Por otro lado, también llegué a pensar que las tarjetas de crédito les eran otorgadas sólo a los adultos, por haber aprendido las artes del autocontrol, y éstas les permitían comprar cosas. Nunca había que afrontar la compra con dinero, simplemente se mostraba que uno poseía una de estos objetos laminares, cuyo poder eludía el capitalismo de alguna manera extraña. La única razón por la que los portadores de estas tarjetas no caían en la locura de intentar adquirir todo cuanto se les pusiera al frente, era, simplemente eso, autocontrol. Y por alguna razón, los juguetes importados y caros que se veían en la televisión, caían en esta categoría evasiva del self-control.
Debo admitir, para vergüenza del mismo Darwin, que también creí en los Reyes Magos. Tres tipos montados en camellos voladores que aterrizaban rodeados de un aura verde (no sé por qué siempre la imaginé verde) en balcones y dejaban juguetes, envueltos éstos últimos en papel de regalo para poner, de alguna forma, una barrera visual que separara la magia de los reyes de la juguetería por la cual pasábamos todos los días; manchando, cada una de esas veces, su vidriera con nuestra frente y manitos. Este acto mágico era totalmente aceptado por nuestros padres y poco investigado por el ambiente científico. Durante mi infancia, nunca me pregunté por qué estos reyes no confiaban en el sistema de encomiendas. ¿Quizás para que su mérito fuera más palpable? ¿Más aún? No lo sé.
Asombrados mostrábamos a nuestros padres los regalos y ellos, en mutuo complot, actuaban la sorpresa. Debo halagar hoy las capacidades actorales de ambos.

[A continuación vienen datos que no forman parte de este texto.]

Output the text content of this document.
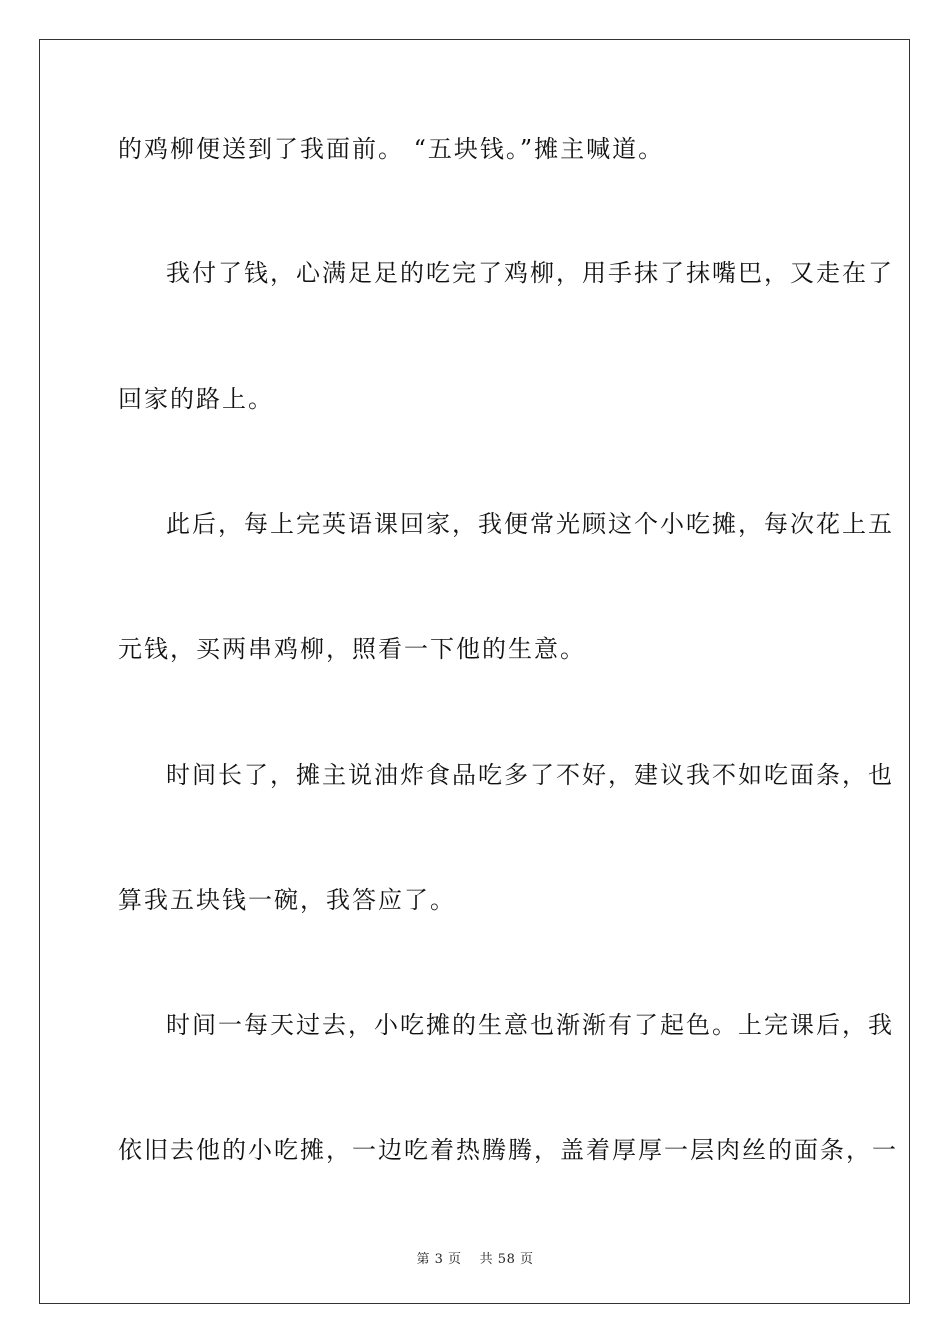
的鸡柳便送到了我面前。 “五块钱。”摊主喊道。
我付了钱，心满足足的吃完了鸡柳，用手抹了抹嘴巴，又走在了
回家的路上。
此后，每上完英语课回家，我便常光顾这个小吃摊，每次花上五
元钱，买两串鸡柳，照看一下他的生意。
时间长了，摊主说油炸食品吃多了不好，建议我不如吃面条，也
算我五块钱一碗，我答应了。
时间一每天过去，小吃摊的生意也渐渐有了起色。上完课后，我
依旧去他的小吃摊，一边吃着热腾腾，盖着厚厚一层肉丝的面条，一
第 3 页　 共 58 页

En algún momento, anterior a Toy Story, fui esclavo de una teoría personal en la que los juguetes tenían vida propia. Éstos sólo interactuaban y se movían con total libertad, sin la necesidad de pilasdoble A, sólo ante la ausencia de espectadores, al igual que los levitantes del mundo entero. Bajo total conocimiento de estas reglas presentes en el mundo subalterno de mis juguetes, yo los guardaba bajo el siguiente criterio: juntaba en grupos a los que, asumía yo, se llevaban bien entre sí. Estos grupos no eran necesariamente filtrados por categorías tipológicas, a excepción de los osos de peluche, que, por alguna razón, eran discriminados por los juguetes de plástico. Los osos sólo hablaban entre sí por haber compartido tanto tiempo el territorio de la cama, estos tenían un background en común. Algunas veces se me ocurría que tal robot seguramente era amigo de aquel muñeco, así que guardaba a ambos cerca uno de otro, para ahorrarles un incómodo traslado bajo las penumbras de mi cuarto, claro, una vez que mis ojos se hayan cerrado. Intentaba facilitarle la vida a todos, y, esperaba, que de alguna forma ellos supieran que yo sabía que ellos cobraban vida, obviamente mi teoría incluía una total consciencia por parte de ellos durante su período inmóvil. Y si yo no me despertaba durante la noche, sólo era por una cuestión de respeto hacia sus costumbres nocturnas. Eso sí, algunas veces sometía a los articulados habitantes a experimentaciones en las que podían resultar derretidos, perder algún engranaje indispensable o simplemente ser babeados por un caracol de los que había en la tapia del vecino.